After his job with the Deseret News evaporated when some functions of the News were combined with those of the rival Salt Lake Tribune, Boyd took a job with the church magazine The Instructor. His formal duties were circulation director (he doubled circulation in the period from 1959 to 1965, from 45,000 to 90,000 – it was a much smaller Church in those days) and managing editor (involving everything from assigning authors to selecting type to checking sources cited in articles).

His informal, self-imposed Instructor duties included writing thank-you notes to every contributor, and carrying on personal correspondence with many of the stake “Instructor Use Directors” – an obsolete calling now, of course, but then an inservice position that involved helping teachers within each stake incorporate the techniques and materials provided by the Instructor.

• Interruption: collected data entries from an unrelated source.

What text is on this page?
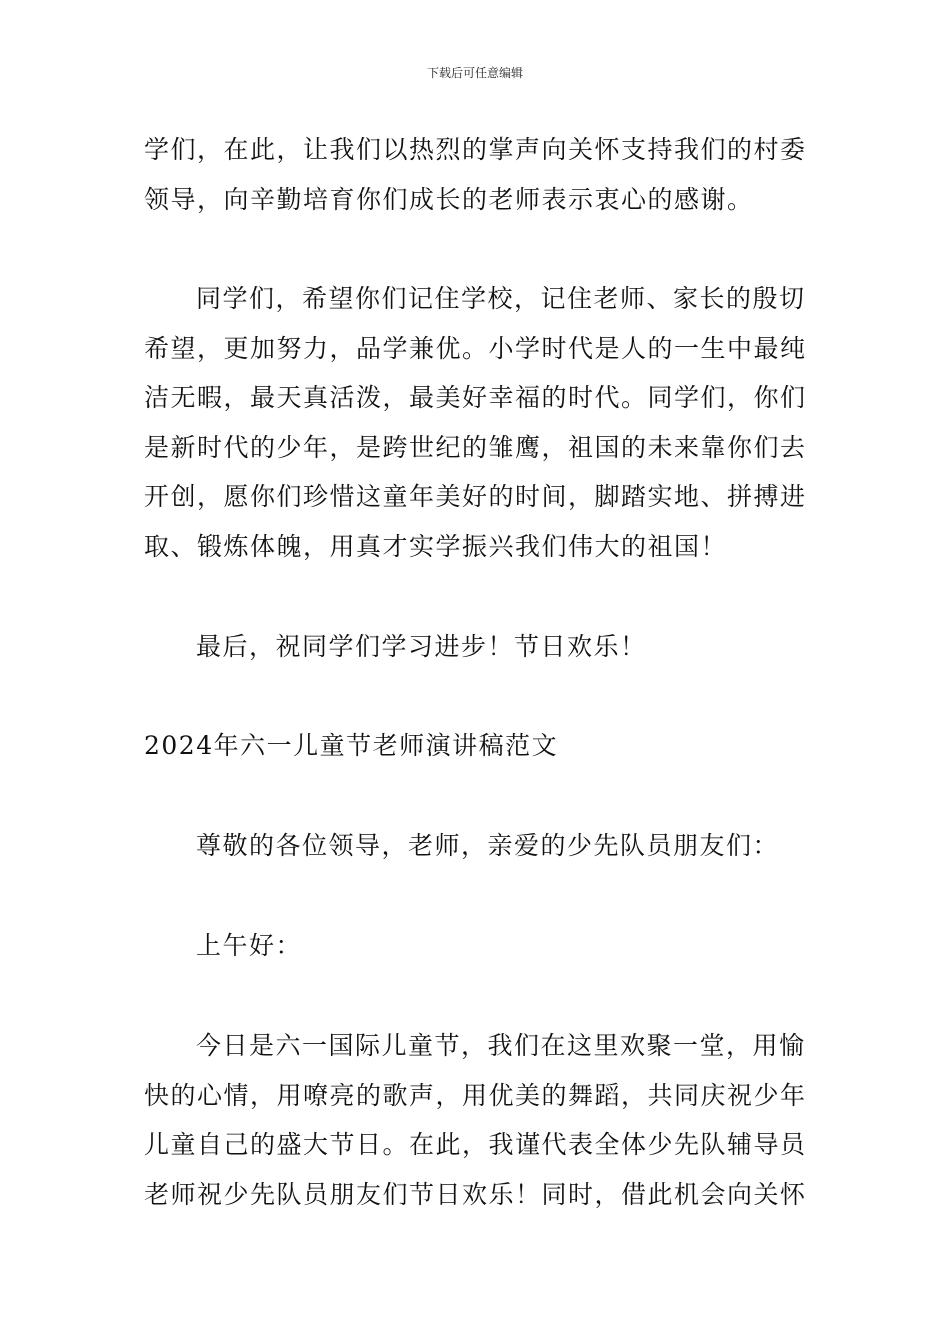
下载后可任意编辑

学们，在此，让我们以热烈的掌声向关怀支持我们的村委
领导，向辛勤培育你们成长的老师表示衷心的感谢。

同学们，希望你们记住学校，记住老师、家长的殷切
希望，更加努力，品学兼优。小学时代是人的一生中最纯
洁无暇，最天真活泼，最美好幸福的时代。同学们，你们
是新时代的少年，是跨世纪的雏鹰，祖国的未来靠你们去
开创，愿你们珍惜这童年美好的时间，脚踏实地、拼搏进
取、锻炼体魄，用真才实学振兴我们伟大的祖国！

最后，祝同学们学习进步！节日欢乐！

2024年六一儿童节老师演讲稿范文

尊敬的各位领导，老师，亲爱的少先队员朋友们：

上午好：

今日是六一国际儿童节，我们在这里欢聚一堂，用愉
快的心情，用嘹亮的歌声，用优美的舞蹈，共同庆祝少年
儿童自己的盛大节日。在此，我谨代表全体少先队辅导员
老师祝少先队员朋友们节日欢乐！同时，借此机会向关怀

Boyd followed up on every complaint, whether it concerned an undelivered magazine or a problem with the magazine’s content. In June 1965 when a reader complained that the Instructor used too many pictures of children on its covers, Boyd analyzed the covers that had been produced during his tenure. He found they had featured

89 children, consisting of 37 boys, 40 girls, 8 babies, and 4 student groups.

76 adults, consisting of 13 teen-agers, 8 fathers, 11 mothers, 36 unidentified adults, 4 teachers, 5 grandmas, 4 grandpas, and 1 missionary.

14 miscellaneous items such as 4 statues, 1 rocket, 1 thresher, 1 assortment of fruit, 1 group of covered wagons, 4 arrangements of flowers, 1 temple (Manti) and the World’s Fair Pavilion.

37 animals consisting of 5 birds, 5 chicks, 4 horses, 3 ducks, 5 swans, 2 geese, 2 dogs, 2 sheep, 1 butterfly, 1 turkey, 1 pigeon, 1 calf, 1 chicken, 1 cat, 1 donkey, 1 ox, and 1 cute pig.

The record does not inform us how he responded to the complainer, but you can’t say he didn’t take the complaint seriously, or that he didn’t investigate. (Also, it’s good to know that it was a cute pig on the cover, isn’t it?)

Boyd was not quite 49 years of age when he passed away in August, 1965. His good friend and fellow church worker, and an old Scout himself, Lorin F. Wheelwright wrote a hymn in Boyd’s honor, recalling the hundreds of boys whom he had guided to independence and achievement through the Boy Scouts, as well as the tens of thousands of church members he had affected through his work on the Instructor:

Let’s measure Boyd not by his years,
Nor by his glow of health;
Let’s seek his size in the hearts of boys,
And the soul’s eternal wealth.
The master’s words that shaped his life
Glow bright for us to see:
“When ye give new hope to the least of these,
Ye do so unto me!”

In 2005, his wife and surviving son and daughter remembered Boyd with a tribute in the newspaper:

Boyd O. Hatch 1916 ~ 1965. Soldier, scholar, scouter, husband, father, humanitarian, the finest man I’ve ever known. It’s been 40 years since your passing. We still miss your kindness and guidance every day. We know you and Brent are watching over us. Love always.